Poet Ed Roberson is the second 2011-2012 Eminent Writer in Residence in the University of Wyoming MFA Program in Creative Writing. He comes to campus Sept. 10.

A reception for Roberson, the Distinguished Artist in Residence at Northwestern University, is at 5 p.m. Monday, Sept. 19, in the UW Art Museum. He will read from his works at 5:30 p.m. and sign books afterward. The event is free and open to the public. Roberson also will give a reading in Jackson, sponsored by the Teton County Public Library, Friday, Sept. 16.

During his two-week UW residency, Roberson will visit university classes, consult on manuscripts with graduate creative writing students and discuss writing careers with a wide range of campus members. Roberson's residency will be followed in February by nonfiction writer John D'Agata. Previous Eminent Writers in Residence include Edward P. Jones, Claudia Rankine, Joy Williams and others.

Roberson received the Lila Wallace Writers' Award and the 2008 Shelley Memorial Award from the Poetry Society of America. He also is the acclaimed author of eight books of poetry, including "Voices Cast Out to Talk Us In" (1995), winner of the Iowa Poetry Prize, and "To See the Earth Before the End of the World," Roberson's most recent collection that was published last fall.

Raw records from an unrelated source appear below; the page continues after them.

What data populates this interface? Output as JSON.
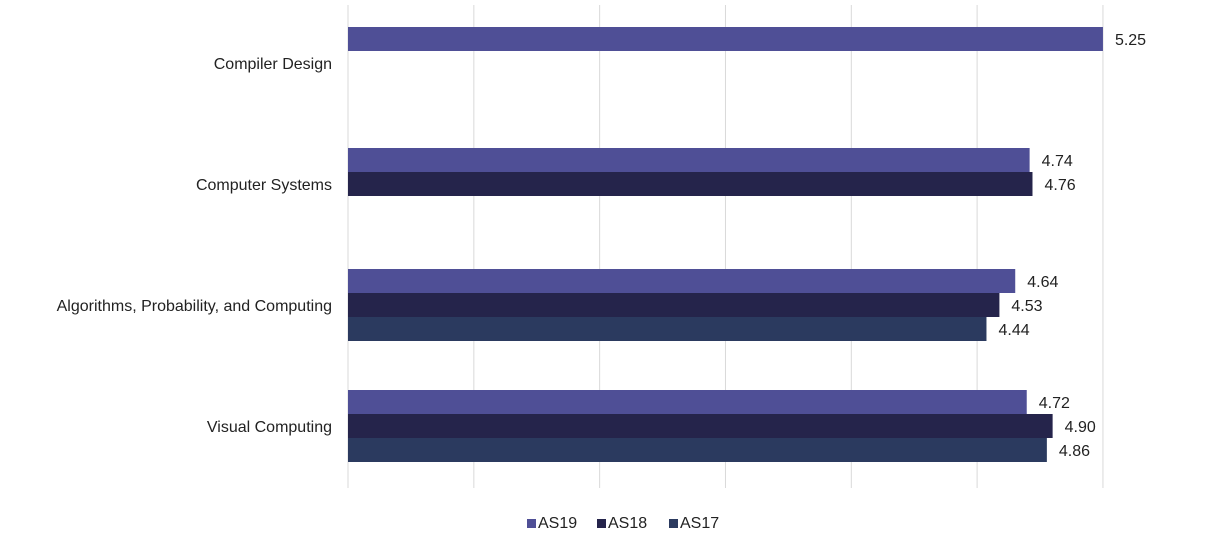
{
  "chart_data": {
    "type": "bar",
    "orientation": "horizontal",
    "categories": [
      "Compiler Design",
      "Computer Systems",
      "Algorithms, Probability, and Computing",
      "Visual Computing"
    ],
    "series": [
      {
        "name": "AS19",
        "color": "#4f4f96",
        "values": [
          5.25,
          4.74,
          4.64,
          4.72
        ],
        "labels": [
          "5.25",
          "4.74",
          "4.64",
          "4.72"
        ]
      },
      {
        "name": "AS18",
        "color": "#25244b",
        "values": [
          null,
          4.76,
          4.53,
          4.9
        ],
        "labels": [
          "",
          "4.76",
          "4.53",
          "4.90"
        ]
      },
      {
        "name": "AS17",
        "color": "#2b3a5f",
        "values": [
          null,
          null,
          4.44,
          4.86
        ],
        "labels": [
          "",
          "",
          "4.44",
          "4.86"
        ]
      }
    ],
    "xlim": [
      0,
      6
    ],
    "grid": true,
    "legend_position": "bottom",
    "title": "",
    "xlabel": "",
    "ylabel": ""
  }
}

His poetry also has been anthologized in "The Best American Poetry 2004" and "Primary Trouble: an Anthology of Contemporary American Poetry" (1996).

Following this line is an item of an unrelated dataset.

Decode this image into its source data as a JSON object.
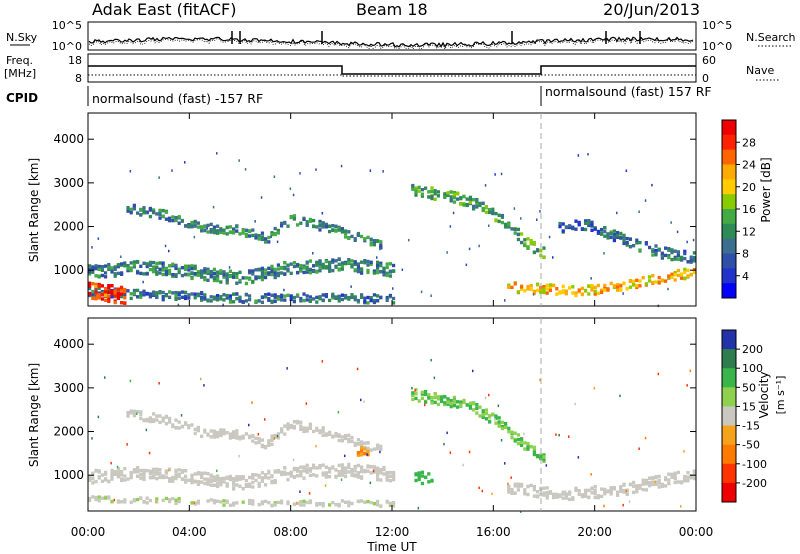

Roberson has worked throughout the world, including Alaska, Afognak Island, Bermuda, the Peruvian and Ecuadorian Andes, Mexico, Nigeria, West Africa, the Caribbean and the Amazon jungle. Such travels inspire poems that, according to Reginald Gibbons, encompass "startling and just metaphors" and "acrobatic leaps and counter-leaps of thought."

"Ed Roberson is in a school of precisely one. His work is utterly unique, challenging, deeply serious and richly musical," says UW Associate Professor Kate Northrop. "As is the case when one encounters excellent work, I find myself unsure how to respond, how to go about my daily life, after reading his poems. I'm stunned by them."